Mit Schreiben vom 03.09.2003 (Bl. 24 der Akte) fragte die Beklagte beim Kläger nach dem Stand der Erkrankung und wann mit einer Genesung zu rechnen sei. Daraufhin teilte der Kläger mit Schreiben vom 13.09.2003 (Bl. 25 und 26 d.A.) mit, dass er an einem Bandscheibenvorfall leide, genauere Angaben über seinen Gesundheitszustand aber nicht machen könne; er sei weiterhin nicht in der Lage, seine Arbeit aufzunehmen, weil es nicht besser, sondern eher schlimmer geworden sei; eine Operation sei ohne Erfolg geblieben, eine zweite Operation folge noch „in unabsehbarer Zeit". Mit Schreiben vom 17.11.2003 (Bl. 27 der Akte.) lud die Beklagte den Kläger zu einem klärenden Sozialgespräch unter Teilnahme des Betriebsarztes und eines Betriebsratsmitglieds ein und bat den Kläger, seine Krankenunterlagen mitzubringen. Zu diesem Sozialgespräch am 28.11.2003 erschien der Kläger dann ohne diese Unterlagen, so dass der Werksarzt keine weitere Stellungnahme zum Gesundheitszustand des Klägers abgeben konnte (vgl. die Kopie des Gesprächsprotokolls auf Bl. 28 der Akte).

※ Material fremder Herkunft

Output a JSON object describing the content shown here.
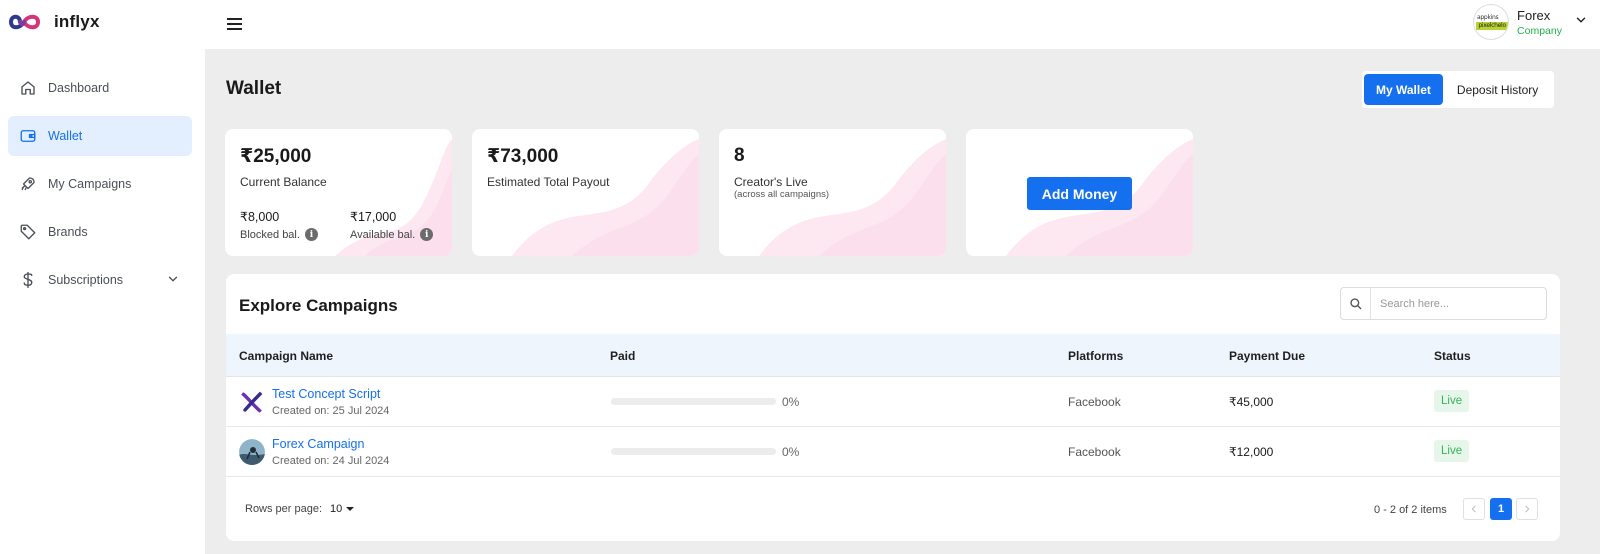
{
  "app": {
    "logo_text": "inflyx"
  },
  "sidebar": {
    "items": [
      {
        "label": "Dashboard",
        "icon": "home-icon"
      },
      {
        "label": "Wallet",
        "icon": "wallet-icon",
        "active": true
      },
      {
        "label": "My Campaigns",
        "icon": "rocket-icon"
      },
      {
        "label": "Brands",
        "icon": "tag-icon"
      },
      {
        "label": "Subscriptions",
        "icon": "dollar-icon",
        "expandable": true
      }
    ]
  },
  "user": {
    "name": "Forex",
    "role": "Company",
    "avatar_text_top": "appkins",
    "avatar_text_bottom": "pixelchelo"
  },
  "page": {
    "title": "Wallet",
    "tabs": [
      "My Wallet",
      "Deposit History"
    ],
    "active_tab": "My Wallet"
  },
  "stats": {
    "balance": {
      "amount": "₹25,000",
      "label": "Current Balance",
      "blocked_value": "₹8,000",
      "blocked_label": "Blocked bal.",
      "available_value": "₹17,000",
      "available_label": "Available bal."
    },
    "payout": {
      "amount": "₹73,000",
      "label": "Estimated Total Payout"
    },
    "creators": {
      "amount": "8",
      "label": "Creator's Live",
      "sub": "(across all campaigns)"
    },
    "add_money_label": "Add Money"
  },
  "campaigns": {
    "title": "Explore Campaigns",
    "search_placeholder": "Search here...",
    "columns": [
      "Campaign Name",
      "Paid",
      "Platforms",
      "Payment Due",
      "Status"
    ],
    "rows": [
      {
        "name": "Test Concept Script",
        "created": "Created on: 25 Jul 2024",
        "paid_pct": "0%",
        "paid_fraction": 0,
        "platform": "Facebook",
        "due": "₹45,000",
        "status": "Live"
      },
      {
        "name": "Forex Campaign",
        "created": "Created on: 24 Jul 2024",
        "paid_pct": "0%",
        "paid_fraction": 0,
        "platform": "Facebook",
        "due": "₹12,000",
        "status": "Live"
      }
    ],
    "rows_per_page_label": "Rows per page:",
    "rows_per_page": "10",
    "pager_info": "0 - 2  of 2 items",
    "current_page": "1"
  },
  "colors": {
    "accent": "#1570ef",
    "status_live_bg": "#e6f6ea",
    "status_live_fg": "#36b45a",
    "company_role": "#22b24c"
  }
}
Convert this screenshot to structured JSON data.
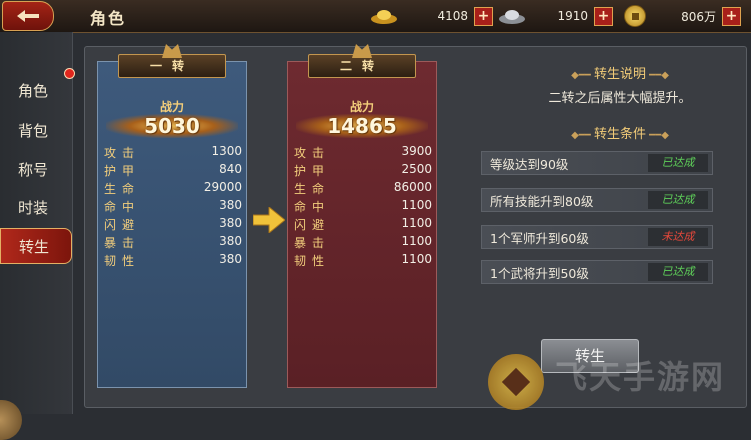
{
  "header": {
    "title": "角色",
    "resources": [
      {
        "icon": "gold-ingot-icon",
        "value": "4108"
      },
      {
        "icon": "silver-ingot-icon",
        "value": "1910"
      },
      {
        "icon": "coin-icon",
        "value": "806万"
      }
    ]
  },
  "sidebar": {
    "items": [
      {
        "label": "角色"
      },
      {
        "label": "背包"
      },
      {
        "label": "称号"
      },
      {
        "label": "时装"
      },
      {
        "label": "转生"
      }
    ],
    "active_index": 4
  },
  "cards": [
    {
      "header": "一转",
      "power_label": "战力",
      "power": "5030",
      "stats": [
        {
          "label": "攻击",
          "value": "1300"
        },
        {
          "label": "护甲",
          "value": "840"
        },
        {
          "label": "生命",
          "value": "29000"
        },
        {
          "label": "命中",
          "value": "380"
        },
        {
          "label": "闪避",
          "value": "380"
        },
        {
          "label": "暴击",
          "value": "380"
        },
        {
          "label": "韧性",
          "value": "380"
        }
      ]
    },
    {
      "header": "二转",
      "power_label": "战力",
      "power": "14865",
      "stats": [
        {
          "label": "攻击",
          "value": "3900"
        },
        {
          "label": "护甲",
          "value": "2500"
        },
        {
          "label": "生命",
          "value": "86000"
        },
        {
          "label": "命中",
          "value": "1100"
        },
        {
          "label": "闪避",
          "value": "1100"
        },
        {
          "label": "暴击",
          "value": "1100"
        },
        {
          "label": "韧性",
          "value": "1100"
        }
      ]
    }
  ],
  "info": {
    "explain_title": "转生说明",
    "explain_text": "二转之后属性大幅提升。",
    "cond_title": "转生条件",
    "conditions": [
      {
        "text": "等级达到90级",
        "status": "已达成"
      },
      {
        "text": "所有技能升到80级",
        "status": "已达成"
      },
      {
        "text": "1个军师升到60级",
        "status": "未达成"
      },
      {
        "text": "1个武将升到50级",
        "status": "已达成"
      }
    ]
  },
  "action": {
    "rebirth_label": "转生"
  },
  "watermark": "飞天手游网",
  "colors": {
    "accent": "#b0281b",
    "done": "#5fd05a",
    "not_done": "#e4483b"
  }
}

Wegen der Andauer der Beschwerden wurde der Kläger vom 08. bis 10.12.2003 nochmals im Universitätsklinikum Essen stationär behandelt. Dies führte jedoch genauso wie Massagen, Krankengymnastik und therapeutische Maßnahmen nicht zu einer nachhaltigen Beschwerdebesserung.
Mit Einwurfeinschreiben vom 06.10.2004 (Bl. 29 der Akte) bat die Beklagte den Kläger erneut, sich zu seinem Krankheitsbild detailliert zu äußern und bis zum 22.10.2004 um Mitteilung, wann er seine Arbeit wieder aufnehmen könne.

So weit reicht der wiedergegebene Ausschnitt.